Taking the country’s pulse through its language

Kanji for 'kaeru', meaning 'return': click for page about the 'Kanji of 2002' (in Japanese)

This kanji, kaeru, meaning return, was recently selected as the “Kanji of the Year” for 2002 by over 60,000 voters in a “Sign of the Times” poll sponsored by the Japan Kanji Proficiency Testing Foundation. The reasons for its top ranking in the survey are obvious to anyone living in Japan, as surely 2002 will always be remembered here as the year that 5 Japanese nationals abducted by North Korea in the 1970’s returned home to Japan. This event also accounts for kita (north) and ra (the first character in ratchi (abduction)) coming in 2nd and 3rd respectively. The placement of the ra character so high is interesting in that it is not one of the 1,945 general-use kanji (called jouyou kanji) “approved” by the Education, Culture, Sports, Science and Technology Ministry (formerly Ministry of Education).

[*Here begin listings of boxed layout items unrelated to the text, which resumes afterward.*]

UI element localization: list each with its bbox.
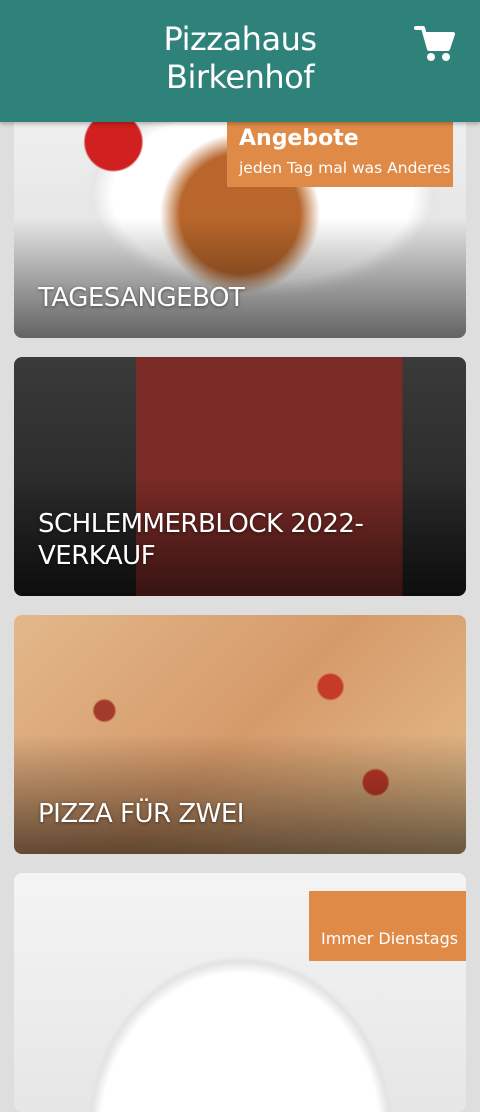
card-label: SCHLEMMERBLOCK 2022-VERKAUF <box>38 509 364 571</box>
app-title-line-2: Birkenhof <box>166 58 314 96</box>
badge-subtitle: jeden Tag mal was Anderes <box>239 159 451 177</box>
badge-subtitle: Immer Dienstags <box>321 929 459 948</box>
offer-badge: Angebote jeden Tag mal was Anderes <box>227 122 453 187</box>
app-title: Pizzahaus Birkenhof <box>0 20 480 96</box>
badge-title: Angebote <box>239 126 359 151</box>
category-card-pasta[interactable]: Immer Dienstags <box>14 873 466 1112</box>
category-card-schlemmerblock[interactable]: SCHLEMMERBLOCK 2022-VERKAUF <box>14 357 466 596</box>
category-card-tagesangebot[interactable]: TAGESANGEBOT Angebote jeden Tag mal was … <box>14 99 466 338</box>
app-title-line-1: Pizzahaus <box>163 20 317 58</box>
cart-button[interactable] <box>414 24 456 64</box>
card-label: PIZZA FÜR ZWEI <box>38 799 244 829</box>
shopping-cart-icon <box>414 26 455 61</box>
app-header: Pizzahaus Birkenhof <box>0 0 480 122</box>
card-label: TAGESANGEBOT <box>38 283 245 313</box>
tuesday-badge: Immer Dienstags <box>309 891 466 961</box>
category-card-pizza-fuer-zwei[interactable]: PIZZA FÜR ZWEI <box>14 615 466 854</box>
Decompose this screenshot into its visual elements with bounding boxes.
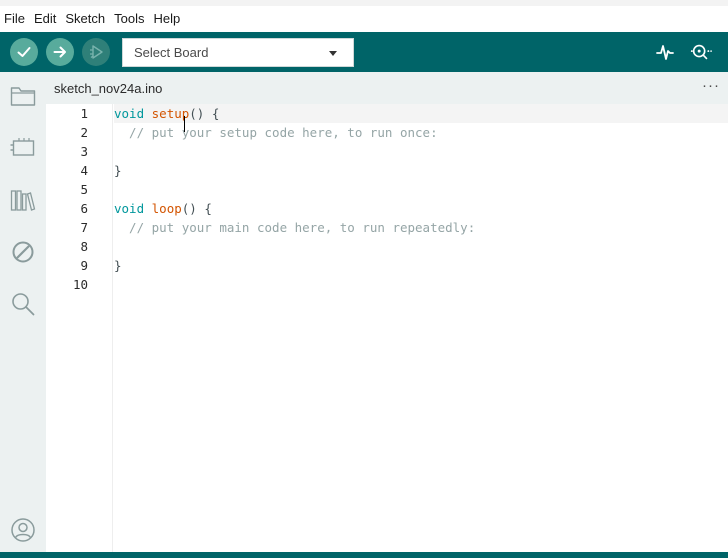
menu-edit[interactable]: Edit <box>34 6 56 32</box>
account-button[interactable] <box>9 516 37 544</box>
code-text: } <box>114 163 122 178</box>
upload-button[interactable] <box>46 38 74 66</box>
line-number: 8 <box>80 239 88 254</box>
menu-file[interactable]: File <box>4 6 25 32</box>
menu-tools[interactable]: Tools <box>114 6 144 32</box>
toolbar: Select Board <box>0 32 728 72</box>
board-select-value: Select Board <box>134 45 209 60</box>
menu-sketch[interactable]: Sketch <box>65 6 105 32</box>
search-icon <box>12 293 35 316</box>
library-manager-button[interactable] <box>9 186 37 214</box>
tab-sketch[interactable]: sketch_nov24a.ino <box>46 72 171 104</box>
serial-monitor-button[interactable] <box>690 41 712 63</box>
debug-button[interactable] <box>82 38 110 66</box>
code-keyword: void <box>114 106 145 121</box>
menu-help[interactable]: Help <box>153 6 180 32</box>
board-icon <box>10 138 35 156</box>
code-function-name: loop <box>151 201 182 216</box>
code-line[interactable]: // put your setup code here, to run once… <box>114 123 438 142</box>
debug-icon <box>90 45 103 59</box>
code-line[interactable]: } <box>114 161 122 180</box>
folder-icon <box>10 87 36 106</box>
code-keyword: void <box>114 201 145 216</box>
debug-disabled-icon <box>12 241 34 263</box>
serial-plotter-button[interactable] <box>654 41 676 63</box>
code-editor[interactable]: 1 2 3 4 5 6 7 8 9 10 void setup() { // p… <box>46 104 728 552</box>
tab-label: sketch_nov24a.ino <box>54 80 163 96</box>
line-number: 7 <box>80 220 88 235</box>
arrow-right-icon <box>53 46 66 58</box>
magnifier-dots-icon <box>690 44 712 60</box>
sidebar <box>0 72 46 552</box>
pulse-icon <box>656 45 674 60</box>
line-number: 2 <box>80 125 88 140</box>
line-number: 5 <box>80 182 88 197</box>
code-text: } <box>114 258 122 273</box>
code-line[interactable]: // put your main code here, to run repea… <box>114 218 475 237</box>
line-number: 4 <box>80 163 88 178</box>
more-options-icon[interactable]: ··· <box>702 78 720 93</box>
account-icon <box>11 518 35 542</box>
check-icon <box>17 47 31 57</box>
line-number: 6 <box>80 201 88 216</box>
code-text: () { <box>181 201 212 216</box>
code-comment: // put your main code here, to run repea… <box>114 220 476 235</box>
line-number: 9 <box>80 258 88 273</box>
verify-button[interactable] <box>10 38 38 66</box>
debug-panel-button[interactable] <box>9 238 37 266</box>
sketchbook-button[interactable] <box>9 82 37 110</box>
line-number: 3 <box>80 144 88 159</box>
editor-tab-bar: sketch_nov24a.ino ··· <box>46 72 728 104</box>
boards-manager-button[interactable] <box>9 134 37 162</box>
code-line[interactable]: } <box>114 256 122 275</box>
code-comment: // put your setup code here, to run once… <box>114 125 438 140</box>
library-icon <box>10 190 36 211</box>
chevron-down-icon <box>329 51 337 56</box>
search-button[interactable] <box>9 290 37 318</box>
menu-bar: File Edit Sketch Tools Help <box>0 6 728 32</box>
board-select[interactable]: Select Board <box>122 38 354 67</box>
line-number: 1 <box>80 106 88 121</box>
code-text: () { <box>189 106 220 121</box>
line-number-gutter: 1 2 3 4 5 6 7 8 9 10 <box>46 104 113 552</box>
status-bar <box>0 552 728 558</box>
code-line[interactable]: void setup() { <box>114 104 219 123</box>
line-number: 10 <box>72 277 88 292</box>
text-cursor <box>184 116 185 132</box>
code-line[interactable]: void loop() { <box>114 199 212 218</box>
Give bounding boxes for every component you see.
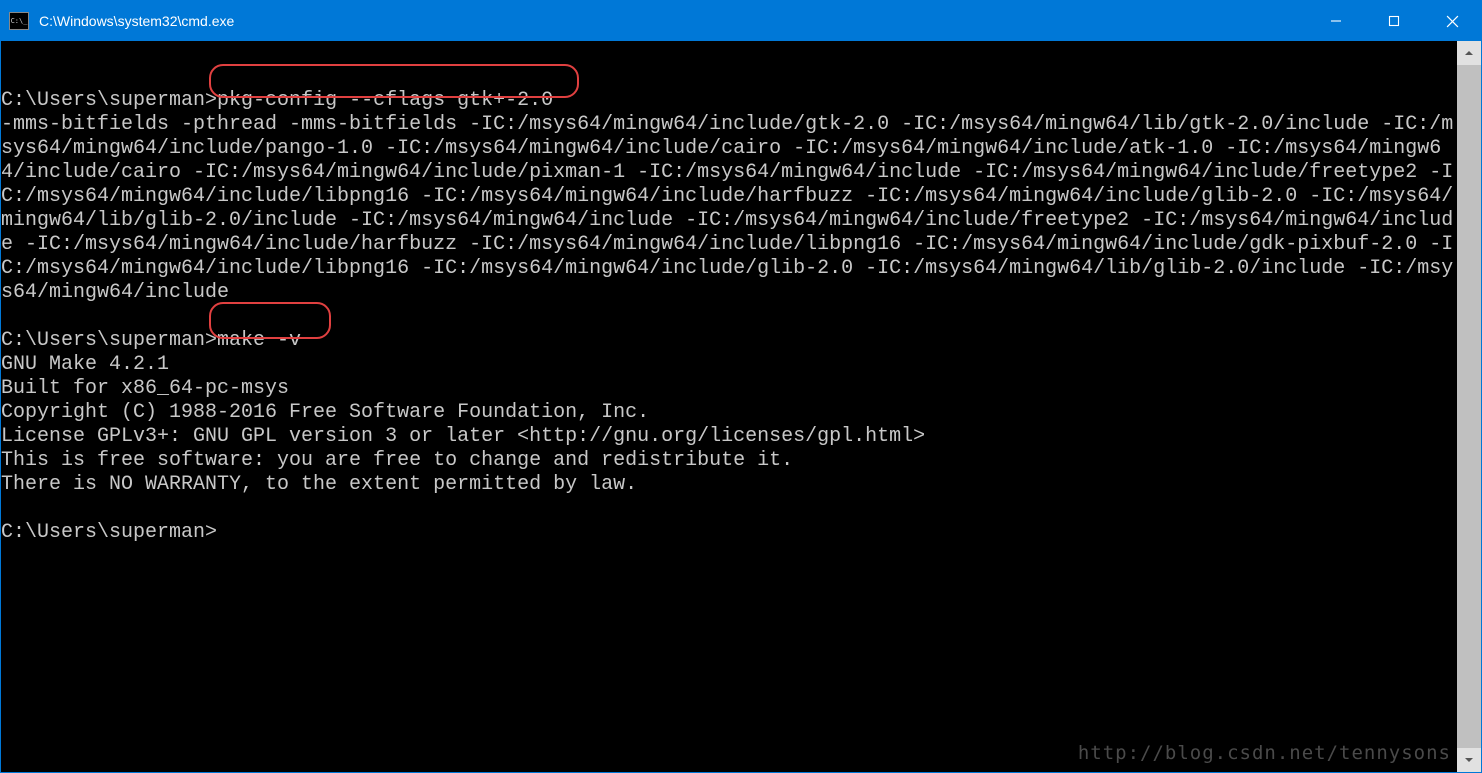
terminal-output[interactable]: C:\Users\superman>pkg-config --cflags gt… xyxy=(1,41,1457,772)
command-text: make -v xyxy=(217,329,301,352)
command-text: pkg-config --cflags gtk+-2.0 xyxy=(217,89,553,112)
chevron-down-icon xyxy=(1464,755,1474,765)
minimize-button[interactable] xyxy=(1307,1,1365,41)
scroll-down-button[interactable] xyxy=(1457,748,1481,772)
output-text: License GPLv3+: GNU GPL version 3 or lat… xyxy=(1,425,925,448)
titlebar-left: C:\Windows\system32\cmd.exe xyxy=(9,12,234,30)
output-text: There is NO WARRANTY, to the extent perm… xyxy=(1,473,637,496)
scroll-thumb[interactable] xyxy=(1457,65,1481,748)
prompt: C:\Users\superman> xyxy=(1,329,217,352)
output-text: This is free software: you are free to c… xyxy=(1,449,793,472)
cmd-icon xyxy=(9,12,29,30)
maximize-icon xyxy=(1388,15,1400,27)
window-buttons xyxy=(1307,1,1481,41)
output-text: GNU Make 4.2.1 xyxy=(1,353,169,376)
output-text: Copyright (C) 1988-2016 Free Software Fo… xyxy=(1,401,649,424)
scroll-up-button[interactable] xyxy=(1457,41,1481,65)
vertical-scrollbar[interactable] xyxy=(1457,41,1481,772)
maximize-button[interactable] xyxy=(1365,1,1423,41)
chevron-up-icon xyxy=(1464,48,1474,58)
client-area: C:\Users\superman>pkg-config --cflags gt… xyxy=(1,41,1481,772)
output-text: Built for x86_64-pc-msys xyxy=(1,377,289,400)
window-title: C:\Windows\system32\cmd.exe xyxy=(39,13,234,29)
prompt: C:\Users\superman> xyxy=(1,521,217,544)
prompt: C:\Users\superman> xyxy=(1,89,217,112)
close-button[interactable] xyxy=(1423,1,1481,41)
output-text: -mms-bitfields -pthread -mms-bitfields -… xyxy=(1,113,1453,304)
scroll-track[interactable] xyxy=(1457,65,1481,748)
close-icon xyxy=(1446,15,1459,28)
titlebar[interactable]: C:\Windows\system32\cmd.exe xyxy=(1,1,1481,41)
minimize-icon xyxy=(1330,15,1342,27)
cmd-window: C:\Windows\system32\cmd.exe C:\Users\sup… xyxy=(0,0,1482,773)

According to some, it was at the insistence of the Americans during the post-World War II Occupation that the then Japanese Ministry of Education decided to limit the number of kanji students were required to learn, and it began to weed out rarely used characters. At that time, there were some 4,000 characters that one needed to know in order to effectively read newspapers or magazines, and some dictionaries listed as many as 50,000 characters. Initially the Ministry decided upon 1,850 characters, a number that was increased in 1981 to the current 1,945. As this article points out, however, while Japanese learners such as myself thankfully don’t have to contend with learning 4,000 characters (to say nothing of 50,000!), there are still plenty of non-jouyou characters out there to give me fits and ensure that I will never get close enough to be burned by the proverbial light at the end of the kanji-learning tunnel.

In other language news I never got around to blogging, last December Japanese publisher Jiyukokuminsha published their 2003 Encyclopedia of Contemporary Words, a huge tome I’ve salivated over in the bookstore (but sadly, can’t read, so haven’t bought). In conjunction with the book’s publication, Jiyukokuminsha formed a committee and they came up with a top 10 list of new and popular words to enter the Japanese language in the last year. tamachan and waarudokappu (nakatsuemura) were chosen as the top 2 from this list. tamachan was coined by Fuji Television reporter Yuko Kurozumi to describe the seal that was discovered in the Tama river on August 7th of last year. waarudokappu (nakatsuemura) is for the small village in Oita prefecture that hosted the Cameroon team during the World Cup, an undertaking which quickly thrust the tiny village into the national spotlight.

(Kanji poll link found at Sydney Notes.)

A few photography archives for your perusing pleasure

National Geodetic Survey’s Remote Sensing Photo Gallery has examples of “precision aerial photography” or coastal and airport areas in the United States. Some wonderful images in here (although one needs to use their search widget to find them, which is cumbersome). Here’s one of San Francisco’s Richmond District with Golden Gate Bridge in the background, circa 1958 (for those of you familiar with San Francisco, if you look closely, you can see that the Sutro Baths building is still there). The NGS’s library apparently contains more than a whopping 500,000 images, although only around 285 are presented here.

Standford University has a site of albumen photographs from the 19th century. The prints are displayed in themed exhibits, one of which is entitled “Photographic Views of Meiji: A Portrait of Old Japan”, a collection of 15 or so hand-colored prints.

(Both of the above found via pinniped).

Also, this has been blogged extensively but it’s worth pointing anyone who hasn’t noticed it to the New York Public Library’s Digital Library Collection called Image Gate. It hasn’t actually launched yet (they say to look for it in late Spring), but earlier this week they had a search engine on the site and a search of “Japan” brought up 537 images. At the moment, the collection has some 80,000 images total, with the goal of having 600,000 images available on the site by the end of 2004. Phew!